Mourning the seasons’ changes is not equivalent to not enjoying having seasons. I love living in a place where there are seasons but the transitions do throw me some. And, Fall is back to school – and work for me – for good and for bad.

I wil probably be moving on to California at some point and there are things I love about both West and East coast weather.

marinelife's avatar

Yay for the West. You tell ‘em, jb!
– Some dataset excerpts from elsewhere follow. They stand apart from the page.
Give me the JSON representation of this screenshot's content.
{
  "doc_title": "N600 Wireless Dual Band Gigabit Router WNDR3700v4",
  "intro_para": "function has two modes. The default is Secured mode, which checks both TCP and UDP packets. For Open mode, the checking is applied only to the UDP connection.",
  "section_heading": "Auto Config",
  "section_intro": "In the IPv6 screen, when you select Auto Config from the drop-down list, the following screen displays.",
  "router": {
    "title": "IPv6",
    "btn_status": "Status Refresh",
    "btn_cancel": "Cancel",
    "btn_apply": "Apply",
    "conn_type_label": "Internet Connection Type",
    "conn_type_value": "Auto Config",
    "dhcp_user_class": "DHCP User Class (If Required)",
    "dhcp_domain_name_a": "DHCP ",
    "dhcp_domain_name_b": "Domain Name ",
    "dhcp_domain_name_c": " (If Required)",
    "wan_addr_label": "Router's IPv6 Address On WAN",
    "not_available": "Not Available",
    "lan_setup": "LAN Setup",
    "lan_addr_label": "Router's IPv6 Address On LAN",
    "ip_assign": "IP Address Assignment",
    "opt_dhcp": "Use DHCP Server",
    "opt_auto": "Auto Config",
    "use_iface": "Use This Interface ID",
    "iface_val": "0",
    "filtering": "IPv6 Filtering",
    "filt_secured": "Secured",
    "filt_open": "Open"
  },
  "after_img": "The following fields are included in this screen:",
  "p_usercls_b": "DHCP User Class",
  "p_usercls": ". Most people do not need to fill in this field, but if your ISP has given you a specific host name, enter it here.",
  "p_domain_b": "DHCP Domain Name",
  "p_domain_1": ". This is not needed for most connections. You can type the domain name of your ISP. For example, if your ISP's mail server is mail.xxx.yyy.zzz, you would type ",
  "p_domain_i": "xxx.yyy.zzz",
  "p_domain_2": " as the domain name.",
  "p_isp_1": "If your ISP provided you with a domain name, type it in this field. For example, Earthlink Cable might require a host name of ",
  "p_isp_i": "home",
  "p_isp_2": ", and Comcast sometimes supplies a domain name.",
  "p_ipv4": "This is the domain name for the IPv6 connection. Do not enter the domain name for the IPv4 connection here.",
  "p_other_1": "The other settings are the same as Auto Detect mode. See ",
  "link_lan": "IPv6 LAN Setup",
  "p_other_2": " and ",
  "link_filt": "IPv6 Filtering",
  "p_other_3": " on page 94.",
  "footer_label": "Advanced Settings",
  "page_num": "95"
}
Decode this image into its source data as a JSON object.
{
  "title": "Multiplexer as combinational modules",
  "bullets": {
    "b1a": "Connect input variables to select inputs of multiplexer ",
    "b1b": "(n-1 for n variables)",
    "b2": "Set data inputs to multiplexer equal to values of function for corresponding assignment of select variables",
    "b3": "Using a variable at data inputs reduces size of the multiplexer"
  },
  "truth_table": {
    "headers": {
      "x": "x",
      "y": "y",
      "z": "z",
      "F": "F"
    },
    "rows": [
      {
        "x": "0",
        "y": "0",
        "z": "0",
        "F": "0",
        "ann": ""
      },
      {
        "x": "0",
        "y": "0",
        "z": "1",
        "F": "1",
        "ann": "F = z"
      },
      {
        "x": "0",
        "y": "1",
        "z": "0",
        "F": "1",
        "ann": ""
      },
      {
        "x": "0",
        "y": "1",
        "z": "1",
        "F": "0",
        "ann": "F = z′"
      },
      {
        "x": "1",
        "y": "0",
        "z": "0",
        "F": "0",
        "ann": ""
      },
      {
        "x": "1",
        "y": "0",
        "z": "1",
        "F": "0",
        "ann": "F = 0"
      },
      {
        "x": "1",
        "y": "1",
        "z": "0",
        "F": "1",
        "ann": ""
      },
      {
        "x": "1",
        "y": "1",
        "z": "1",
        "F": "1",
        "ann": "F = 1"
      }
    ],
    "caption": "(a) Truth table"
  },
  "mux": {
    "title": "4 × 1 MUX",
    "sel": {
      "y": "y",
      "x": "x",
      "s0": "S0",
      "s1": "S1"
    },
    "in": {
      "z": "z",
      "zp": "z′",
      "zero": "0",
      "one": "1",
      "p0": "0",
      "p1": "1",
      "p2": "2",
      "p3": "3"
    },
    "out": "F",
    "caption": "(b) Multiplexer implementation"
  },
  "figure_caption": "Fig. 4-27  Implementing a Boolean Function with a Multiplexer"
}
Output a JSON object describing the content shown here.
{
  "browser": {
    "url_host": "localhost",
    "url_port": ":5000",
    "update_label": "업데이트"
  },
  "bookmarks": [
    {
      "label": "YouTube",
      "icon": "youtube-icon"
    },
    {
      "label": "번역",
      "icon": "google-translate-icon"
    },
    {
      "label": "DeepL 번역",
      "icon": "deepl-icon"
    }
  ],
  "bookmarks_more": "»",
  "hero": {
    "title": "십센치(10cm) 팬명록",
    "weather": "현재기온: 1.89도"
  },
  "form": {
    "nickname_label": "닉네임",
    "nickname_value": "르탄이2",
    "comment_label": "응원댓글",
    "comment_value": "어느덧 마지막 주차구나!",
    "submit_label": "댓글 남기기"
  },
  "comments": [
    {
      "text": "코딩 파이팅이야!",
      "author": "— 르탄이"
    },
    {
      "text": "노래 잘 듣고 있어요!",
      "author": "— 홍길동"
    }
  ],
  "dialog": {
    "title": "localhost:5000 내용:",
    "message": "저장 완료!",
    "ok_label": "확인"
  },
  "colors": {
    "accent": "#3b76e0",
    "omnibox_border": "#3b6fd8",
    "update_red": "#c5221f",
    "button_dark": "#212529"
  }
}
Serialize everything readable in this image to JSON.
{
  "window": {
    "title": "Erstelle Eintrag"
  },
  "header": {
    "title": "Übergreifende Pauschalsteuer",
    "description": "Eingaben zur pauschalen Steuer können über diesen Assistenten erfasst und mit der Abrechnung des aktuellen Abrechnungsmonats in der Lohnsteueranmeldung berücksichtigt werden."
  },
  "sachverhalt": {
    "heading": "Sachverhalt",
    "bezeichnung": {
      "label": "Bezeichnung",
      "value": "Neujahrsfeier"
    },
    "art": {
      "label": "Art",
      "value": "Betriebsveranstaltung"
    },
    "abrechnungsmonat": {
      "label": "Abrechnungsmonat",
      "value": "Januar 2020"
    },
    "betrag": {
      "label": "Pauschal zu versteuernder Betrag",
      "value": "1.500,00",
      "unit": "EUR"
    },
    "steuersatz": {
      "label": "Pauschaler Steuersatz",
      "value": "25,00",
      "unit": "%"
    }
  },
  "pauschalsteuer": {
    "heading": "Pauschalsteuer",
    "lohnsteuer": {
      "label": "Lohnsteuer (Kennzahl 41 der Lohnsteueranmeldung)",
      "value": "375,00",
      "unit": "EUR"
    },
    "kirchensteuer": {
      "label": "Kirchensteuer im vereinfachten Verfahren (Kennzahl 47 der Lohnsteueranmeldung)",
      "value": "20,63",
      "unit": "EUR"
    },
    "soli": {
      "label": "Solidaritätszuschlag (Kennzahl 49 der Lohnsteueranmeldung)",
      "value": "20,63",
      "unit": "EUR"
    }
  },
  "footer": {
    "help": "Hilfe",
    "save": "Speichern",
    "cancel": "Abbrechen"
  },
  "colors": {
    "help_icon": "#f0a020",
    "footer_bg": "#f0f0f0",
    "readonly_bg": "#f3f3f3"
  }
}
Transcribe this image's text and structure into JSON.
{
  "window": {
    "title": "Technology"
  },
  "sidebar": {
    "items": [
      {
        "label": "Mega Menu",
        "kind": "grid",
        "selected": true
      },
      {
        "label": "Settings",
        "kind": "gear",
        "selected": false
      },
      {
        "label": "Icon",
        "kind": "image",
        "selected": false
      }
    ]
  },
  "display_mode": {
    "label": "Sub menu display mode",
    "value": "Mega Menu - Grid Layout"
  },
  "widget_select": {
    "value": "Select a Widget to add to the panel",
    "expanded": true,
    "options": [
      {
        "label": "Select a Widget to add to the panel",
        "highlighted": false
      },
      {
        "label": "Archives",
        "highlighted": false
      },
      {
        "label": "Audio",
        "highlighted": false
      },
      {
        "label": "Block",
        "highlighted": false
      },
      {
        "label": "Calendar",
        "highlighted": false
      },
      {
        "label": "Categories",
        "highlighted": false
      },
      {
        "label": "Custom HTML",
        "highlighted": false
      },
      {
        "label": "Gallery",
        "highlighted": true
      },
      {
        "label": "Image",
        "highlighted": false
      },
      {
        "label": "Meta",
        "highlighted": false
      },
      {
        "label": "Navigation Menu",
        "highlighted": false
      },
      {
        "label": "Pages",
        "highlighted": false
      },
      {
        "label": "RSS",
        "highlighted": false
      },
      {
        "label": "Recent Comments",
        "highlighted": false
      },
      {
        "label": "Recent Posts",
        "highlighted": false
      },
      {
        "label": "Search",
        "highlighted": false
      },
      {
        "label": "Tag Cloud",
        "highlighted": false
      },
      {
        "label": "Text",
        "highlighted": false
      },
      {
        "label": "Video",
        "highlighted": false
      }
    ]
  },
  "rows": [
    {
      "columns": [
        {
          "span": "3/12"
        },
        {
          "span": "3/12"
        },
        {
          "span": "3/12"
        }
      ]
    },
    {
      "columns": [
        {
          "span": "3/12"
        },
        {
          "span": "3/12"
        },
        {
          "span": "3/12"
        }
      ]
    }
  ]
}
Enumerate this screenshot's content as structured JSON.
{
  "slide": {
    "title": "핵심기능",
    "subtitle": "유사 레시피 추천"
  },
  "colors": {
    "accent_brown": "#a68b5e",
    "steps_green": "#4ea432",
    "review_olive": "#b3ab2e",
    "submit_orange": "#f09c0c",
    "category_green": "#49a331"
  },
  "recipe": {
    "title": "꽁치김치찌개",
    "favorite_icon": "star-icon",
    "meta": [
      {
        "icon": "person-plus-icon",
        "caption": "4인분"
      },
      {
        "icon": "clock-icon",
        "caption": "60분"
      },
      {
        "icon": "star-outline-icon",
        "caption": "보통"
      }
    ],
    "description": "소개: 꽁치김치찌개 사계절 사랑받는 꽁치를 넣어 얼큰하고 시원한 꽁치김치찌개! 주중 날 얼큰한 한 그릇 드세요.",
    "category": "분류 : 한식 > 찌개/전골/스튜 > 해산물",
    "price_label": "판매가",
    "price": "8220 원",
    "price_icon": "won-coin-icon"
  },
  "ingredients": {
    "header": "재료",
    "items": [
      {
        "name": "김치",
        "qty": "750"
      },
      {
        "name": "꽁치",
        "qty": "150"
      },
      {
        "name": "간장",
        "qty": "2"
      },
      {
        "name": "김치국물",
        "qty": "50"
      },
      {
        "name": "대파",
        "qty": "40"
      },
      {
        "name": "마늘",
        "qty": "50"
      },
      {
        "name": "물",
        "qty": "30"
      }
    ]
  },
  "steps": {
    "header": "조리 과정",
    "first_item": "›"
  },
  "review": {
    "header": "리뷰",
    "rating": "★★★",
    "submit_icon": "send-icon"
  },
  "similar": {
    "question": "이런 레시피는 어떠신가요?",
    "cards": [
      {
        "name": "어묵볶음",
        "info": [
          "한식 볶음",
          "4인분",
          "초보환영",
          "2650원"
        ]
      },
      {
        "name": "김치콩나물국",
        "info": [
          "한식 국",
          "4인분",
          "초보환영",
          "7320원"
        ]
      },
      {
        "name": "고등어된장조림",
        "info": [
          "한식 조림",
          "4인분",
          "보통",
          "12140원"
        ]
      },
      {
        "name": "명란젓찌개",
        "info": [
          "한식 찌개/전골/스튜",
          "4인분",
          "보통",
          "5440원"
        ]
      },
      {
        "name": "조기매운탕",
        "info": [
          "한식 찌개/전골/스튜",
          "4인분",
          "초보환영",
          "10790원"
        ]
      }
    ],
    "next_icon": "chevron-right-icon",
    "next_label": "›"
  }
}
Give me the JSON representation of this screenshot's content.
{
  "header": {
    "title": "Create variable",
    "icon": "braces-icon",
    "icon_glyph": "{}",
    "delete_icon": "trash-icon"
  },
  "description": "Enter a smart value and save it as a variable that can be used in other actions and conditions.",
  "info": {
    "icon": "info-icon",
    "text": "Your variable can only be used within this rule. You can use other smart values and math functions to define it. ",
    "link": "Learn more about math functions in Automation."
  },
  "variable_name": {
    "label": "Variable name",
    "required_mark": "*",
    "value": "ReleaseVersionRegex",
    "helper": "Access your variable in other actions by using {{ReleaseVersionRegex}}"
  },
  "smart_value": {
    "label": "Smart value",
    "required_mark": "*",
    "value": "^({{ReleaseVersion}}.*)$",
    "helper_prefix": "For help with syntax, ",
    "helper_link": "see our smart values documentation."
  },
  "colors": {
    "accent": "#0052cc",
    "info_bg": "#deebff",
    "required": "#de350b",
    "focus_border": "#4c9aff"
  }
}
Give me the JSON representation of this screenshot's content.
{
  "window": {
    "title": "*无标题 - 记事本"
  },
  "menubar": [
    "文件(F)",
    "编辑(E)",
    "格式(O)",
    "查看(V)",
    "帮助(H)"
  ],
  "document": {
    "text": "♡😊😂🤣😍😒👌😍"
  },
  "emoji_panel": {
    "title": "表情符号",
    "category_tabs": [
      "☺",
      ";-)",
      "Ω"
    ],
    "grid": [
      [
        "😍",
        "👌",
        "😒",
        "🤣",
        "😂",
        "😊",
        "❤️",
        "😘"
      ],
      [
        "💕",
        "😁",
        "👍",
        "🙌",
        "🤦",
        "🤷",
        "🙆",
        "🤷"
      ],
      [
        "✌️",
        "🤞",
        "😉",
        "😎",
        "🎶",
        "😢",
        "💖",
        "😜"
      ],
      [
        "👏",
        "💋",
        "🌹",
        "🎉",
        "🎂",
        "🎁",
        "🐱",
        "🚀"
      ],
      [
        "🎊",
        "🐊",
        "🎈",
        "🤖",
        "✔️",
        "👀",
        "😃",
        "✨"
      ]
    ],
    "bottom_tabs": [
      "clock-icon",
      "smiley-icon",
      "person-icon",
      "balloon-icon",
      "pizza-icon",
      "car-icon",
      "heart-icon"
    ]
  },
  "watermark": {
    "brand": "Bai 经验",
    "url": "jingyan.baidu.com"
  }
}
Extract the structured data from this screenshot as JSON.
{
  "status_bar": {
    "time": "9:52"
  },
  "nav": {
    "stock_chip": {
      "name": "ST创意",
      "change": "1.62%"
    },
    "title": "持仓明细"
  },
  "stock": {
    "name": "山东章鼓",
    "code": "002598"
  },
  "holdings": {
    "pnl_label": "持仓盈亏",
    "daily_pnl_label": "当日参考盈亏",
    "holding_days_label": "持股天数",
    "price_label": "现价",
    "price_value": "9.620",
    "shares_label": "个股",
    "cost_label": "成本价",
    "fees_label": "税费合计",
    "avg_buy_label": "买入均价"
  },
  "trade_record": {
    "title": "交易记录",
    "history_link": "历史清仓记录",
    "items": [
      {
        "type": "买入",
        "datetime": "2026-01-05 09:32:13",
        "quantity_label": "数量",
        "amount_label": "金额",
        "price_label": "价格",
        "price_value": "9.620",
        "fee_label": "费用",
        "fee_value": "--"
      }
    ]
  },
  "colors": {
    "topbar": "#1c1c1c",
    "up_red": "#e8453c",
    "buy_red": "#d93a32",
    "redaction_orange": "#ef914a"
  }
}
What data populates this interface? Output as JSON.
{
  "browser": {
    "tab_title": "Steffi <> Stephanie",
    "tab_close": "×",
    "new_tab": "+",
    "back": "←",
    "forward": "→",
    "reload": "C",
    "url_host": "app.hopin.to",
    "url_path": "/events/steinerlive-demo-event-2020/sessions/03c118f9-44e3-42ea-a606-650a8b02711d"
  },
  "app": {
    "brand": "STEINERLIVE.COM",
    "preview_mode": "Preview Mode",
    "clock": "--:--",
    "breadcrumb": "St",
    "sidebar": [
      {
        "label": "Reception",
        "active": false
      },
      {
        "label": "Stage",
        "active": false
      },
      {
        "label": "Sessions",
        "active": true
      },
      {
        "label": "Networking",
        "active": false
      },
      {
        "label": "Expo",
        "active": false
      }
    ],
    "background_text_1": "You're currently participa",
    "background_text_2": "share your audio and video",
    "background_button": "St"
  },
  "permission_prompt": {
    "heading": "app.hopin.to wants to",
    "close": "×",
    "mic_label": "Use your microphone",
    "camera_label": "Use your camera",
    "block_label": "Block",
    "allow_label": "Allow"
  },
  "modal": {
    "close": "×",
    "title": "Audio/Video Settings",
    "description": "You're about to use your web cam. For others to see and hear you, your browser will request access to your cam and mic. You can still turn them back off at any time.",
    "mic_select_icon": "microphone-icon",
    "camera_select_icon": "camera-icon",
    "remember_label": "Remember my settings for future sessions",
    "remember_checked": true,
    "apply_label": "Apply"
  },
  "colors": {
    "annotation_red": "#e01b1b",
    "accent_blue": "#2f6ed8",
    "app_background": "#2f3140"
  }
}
They were kind of highjacking your thread anyway.

Coloma's avatar

@seekingwolf Northern California has 4 seasons, and plenty of winter weather, rain, snow, premiere skiing. Southern Ca. is most likely where you are basing your opinions on. Many people do not realize that CA. is a big state and it is not all sunkist beaches but sports the Sierra Nevada mountain range and has many gazillions of acres of foothill and alpine regions, rugged high country mountains and plenty of weather.
I live in one of them in the Northern Sierra nevada foothills about an hour from Lake Tahoe.

Here is a a fall landscape.

www.oceanlight.com/bishop_creek_canyon_sierra_nevada_mountains_photo.html

dappled_leaves's avatar

Not really. I imagine it must be very boring (at least to me) not to have the seasons change. There are things I love and things I dislike about each season, so the changes give me something to look forward to.

JeSuisRickSpringfield's avatar

I used to mourn the changing of the seasons because the shift always brought on massive allergy attacks. I’ve got a pill for that now, though, so I only mourn the shift to winter these days. Autumn is my favorite season, and winter is my least favorite season, so it’s a bit of a minor tragedy to lose one and get the other.

Bill1939's avatar

Watching the approach of fall and of the promise of the cold dark winter to come is depressing. It is a little like watching a loved one dying. The knowledge that spring will return does nothing to lighten the growing weight.

Dutchess_III's avatar

Mmmm. Well, not so much the season as the activities that go with them.

snowberry's avatar

I grew up skiing. I loved winter, in fact it was my favorite season. I hated the approach to winter, but loved it once it had arrived. Part of it was due to the start of school.

Yetanotheruser's avatar

I was once told that South Florida has only three seasons; last summer, this summer and next summer!

JLeslie's avatar

@Yetanotheruser Not true, Miami and south stays summer-like even through the winter usually, although the summer FL storms still only happen July, Aug, September, and outside of those months it cools down at night. North of Miami there is spring and summer, and they get springlike weather about 6–7 months a year. North of Vero/Sarasota they get cold months in the deep winter months of December, January and early February, espeically night time can be frigid. Within an hour of Georgia it is downright cold for a few months.

zenvelo's avatar

A friend of mine said this morning that Northern California has two seasons, Summer and when will it be summer again?

dxs's avatar

Yeah it does get a little chilly here in Tampa on some days. Nothing even comparable to New England, but still different than the normal 80s/90s. It’s a weird kind of cold that I’ve never experienced before. I’m pretty sure it’s because it’s still uber humid.

Yetanotheruser's avatar

@JLeslie I really know that! I lived in the Palm Beach area for a few years in the eighties. I liked it there except for the humidity.

JLeslie's avatar

@Yetanotheruser I didn’t know you lived there/here. A lot of people don’t know it. I have people say all the time that it rains every day in FL. Yeah, because they come down while their kids are off from school during summer break. My mother never would have taken us on a trip to Florida, especially not Disney, in the dead of summer.